Le film s'ouvre sur un paysage calme du nord de la France. Le vent souffle sur les fleurs, la végétation s’étend vers l’horizon. Puis, par un mouvement arrière, la caméra commence lentement à prendre de la distance et révèle la présence de Schofield et de Blake en train de se reposer. Les deux frères d’arme sont réveillés par leur supérieur et sommés de rejoindre le général Erinmore (Colin Firth). Placée devant les personnages, la caméra se distancie de plus en plus de la quiétude initiale et s’enfonce dans l’agitation des tranchées. La particularité de cette séquence, c’est qu’elle sera pratiquement ininterrompue.

À l’instar de Birdman en 2014 (A.G. Inarritù), Sam Mendes prend le parti du quasi « one take film » (un film en plan séquence intégral). Ce choix accentue la sensation d’immersion que le film peut provoquer. On ne fait pas que suivre une narration, on partage le hic et le nunc des personnages principaux. Nous ne pouvons rien savoir avant eux de ce qu’il adviendra et nous suivons en parfaite synchronie tous les obstacles qu’il leur faut surmonter. On n’ose imaginer la complexité et le nombre de répétitions que comédiens, figurants et équipe technique durent faire avant de lancer le moteur. Néanmoins, c’est une chose qui ne doit pas être méconnue du cinéaste, également réputé  pour ses mises en scène au théâtre.

 

Dans ce parcours, littéral, du combattant durant lequel le spectateur est en entière synchronie narrative avec les personnages, la métamorphose de l’environnement en devient presque troublante.

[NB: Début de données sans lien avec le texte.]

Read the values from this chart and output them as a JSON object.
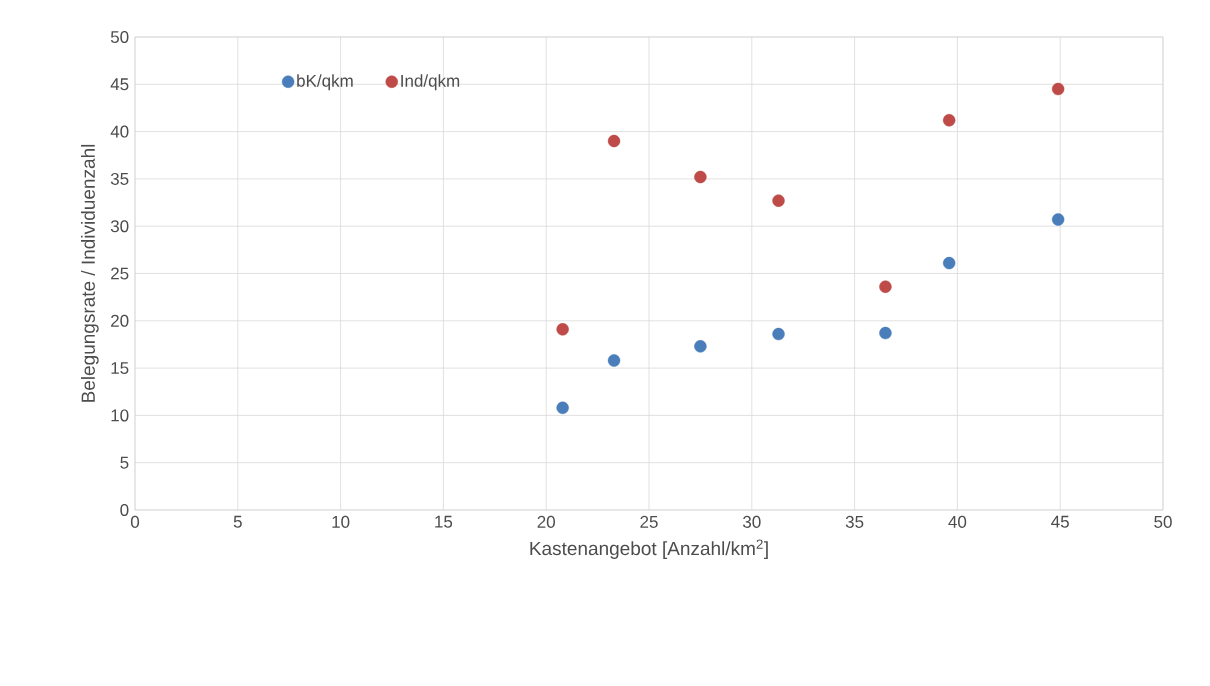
{
  "chart_data": {
    "type": "scatter",
    "xlabel": "Kastenangebot [Anzahl/km$^{2}$]",
    "ylabel": "Belegungsrate / Individuenzahl",
    "series": [
      {
        "name": "bK/qkm",
        "color": "#4a7ebb",
        "x": [
          20.8,
          23.3,
          27.5,
          31.3,
          36.5,
          39.6,
          44.9
        ],
        "values": [
          10.8,
          15.8,
          17.3,
          18.6,
          18.7,
          26.1,
          30.7
        ]
      },
      {
        "name": "Ind/qkm",
        "color": "#be4b48",
        "x": [
          20.8,
          23.3,
          27.5,
          31.3,
          36.5,
          39.6,
          44.9
        ],
        "values": [
          19.1,
          39.0,
          35.2,
          32.7,
          23.6,
          41.2,
          44.5
        ]
      }
    ],
    "xlim": [
      0,
      50
    ],
    "xticks": [
      0,
      5,
      10,
      15,
      20,
      25,
      30,
      35,
      40,
      45,
      50
    ],
    "ylim": [
      0,
      50
    ],
    "yticks": [
      0,
      5,
      10,
      15,
      20,
      25,
      30,
      35,
      40,
      45,
      50
    ],
    "grid": true,
    "legend": "top left",
    "marker": "circle"
  }
}
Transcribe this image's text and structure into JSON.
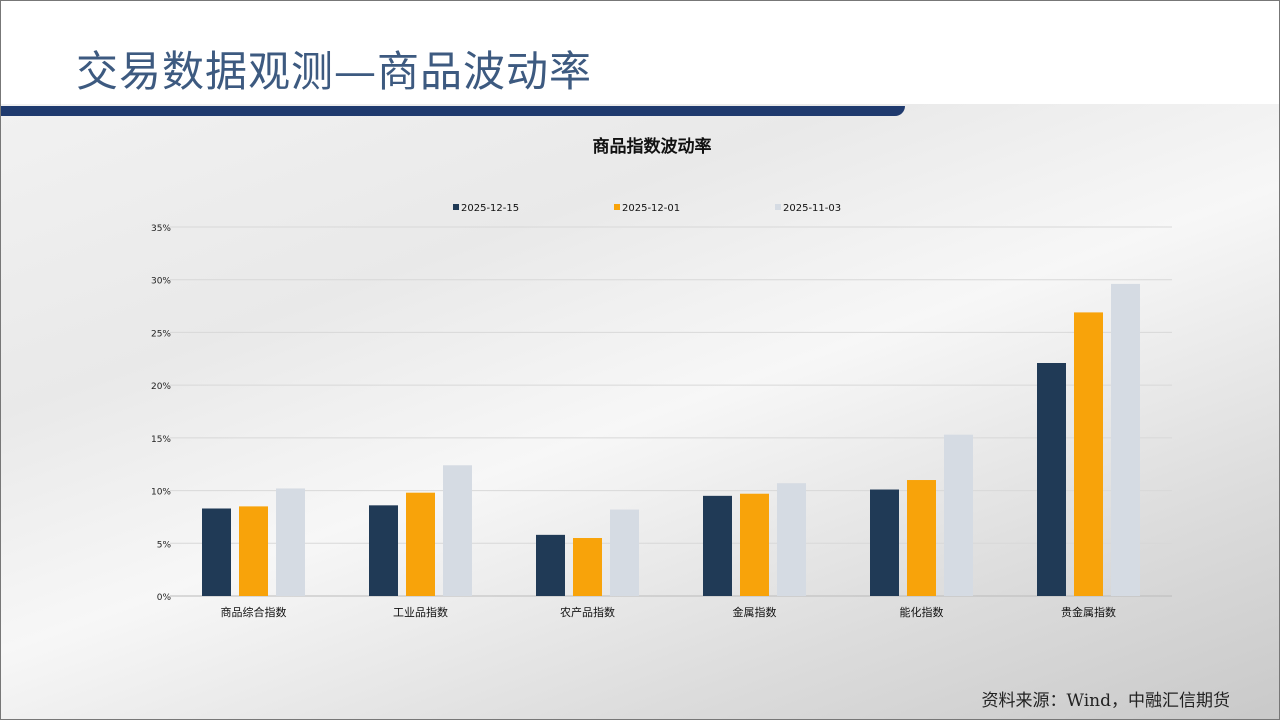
{
  "slide": {
    "title": "交易数据观测—商品波动率",
    "source": "资料来源：Wind，中融汇信期货"
  },
  "chart_data": {
    "type": "bar",
    "title": "商品指数波动率",
    "categories": [
      "商品综合指数",
      "工业品指数",
      "农产品指数",
      "金属指数",
      "能化指数",
      "贵金属指数"
    ],
    "series": [
      {
        "name": "2025-12-15",
        "color": "#203a56",
        "values": [
          8.3,
          8.6,
          5.8,
          9.5,
          10.1,
          22.1
        ]
      },
      {
        "name": "2025-12-01",
        "color": "#f8a30a",
        "values": [
          8.5,
          9.8,
          5.5,
          9.7,
          11.0,
          26.9
        ]
      },
      {
        "name": "2025-11-03",
        "color": "#d5dbe3",
        "values": [
          10.2,
          12.4,
          8.2,
          10.7,
          15.3,
          29.6
        ]
      }
    ],
    "ylim": [
      0,
      35
    ],
    "yticks": [
      "0%",
      "5%",
      "10%",
      "15%",
      "20%",
      "25%",
      "30%",
      "35%"
    ],
    "grid": true,
    "legend": "top"
  }
}
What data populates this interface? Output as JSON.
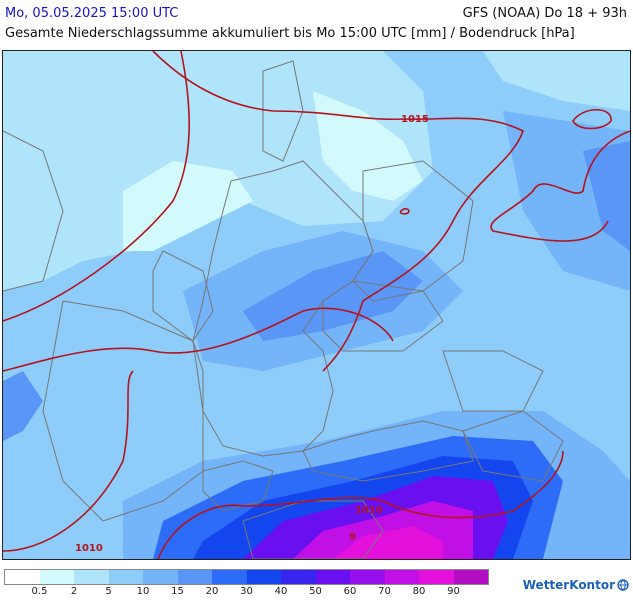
{
  "header": {
    "valid_time": "Mo, 05.05.2025 15:00 UTC",
    "model_run": "GFS (NOAA) Do 18 + 93h",
    "subtitle": "Gesamte Niederschlagssumme akkumuliert bis Mo 15:00 UTC [mm] / Bodendruck [hPa]"
  },
  "map": {
    "isobar_labels": [
      "1015",
      "1010",
      "1010",
      "1010"
    ],
    "isobar_color": "#b4141e",
    "border_color": "#777777"
  },
  "legend": {
    "colors": [
      "#ffffff",
      "#d2fafc",
      "#b0e4fb",
      "#8ecdf9",
      "#74b4f8",
      "#5a96f6",
      "#2c6cf6",
      "#1446f0",
      "#3a24f0",
      "#6a10f0",
      "#9610ee",
      "#c010e6",
      "#e410dc",
      "#b40ec4"
    ],
    "labels": [
      "0.5",
      "2",
      "5",
      "10",
      "15",
      "20",
      "30",
      "40",
      "50",
      "60",
      "70",
      "80",
      "90"
    ]
  },
  "brand": {
    "name": "WetterKontor"
  }
}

En quelques centaines de mètres, le paysage alterne entre le beau et l’horrible. Comme les deux personnages, nous ne savons à quoi nous attendre. La caméra reste centrée sur les protagonistes en train d’escalader une butte, une tranchée et ne dévoile qu’au dernier moment le paysage. Cela peut être le véritable charnier du no man’s land, jonché de boue, de cadavres en décomposition et de rats, comme cela peut être un verger de cerisiers sciés dont les pétales flottants présagent des jours meilleurs. On peut notamment noter la portée de l’environnement sur celui qui s’y trouve. Il y a évidemment l’impact sur le spectateur qui ne peut désormais (en 2020) qu’être étranger à la réalité de ce que fut cette guerre mais cet effet est aussi visible sur les personnages.

Les éléments qui composent l’environnement s’accumulent sur les soldats et marquent comme une médaille chaque nouvelle étape du parcours. Quand ils sont sur le départ, les uniformes sont immaculés et le paysage a une beauté pastorale. Puis le no man’s land et les tranchées entachent les textiles de boue, de sang et de viscères, les explosions dans les tranchées les saupoudrent de poussière ; tandis que les équipements tombent au fur et à mesure et laissent les personnages dans leur vulnérabilité la plus extrême face à un danger constant.

 

La question de la beauté qui émerge de la violence est un point récurrent dans le cinéma de Mendes. On peut d’ailleurs saluer la maestria de Roger Deakins avec laquelle il parvient dans un film-plan séquence à composer des plans absolument sublimes qu'il serait compliqué de mettre en place avec une caméra fixe. Cette beauté intermittente ponctue ces longues péripéties dans un enfer sur terre, comme une méditation sur une possibilité de paradis, d’un meilleur. De la même manière, c’est souvent quand l’homme est le plus vulnérable et le plus maculé qu’il peut en émaner un courage et une persévérance sans limite. Un héroïsme que Sam Mendes attribue notamment à son grand père, Alfred H. Mendes, dont l’autobiographie est l’inspiration première de 1917.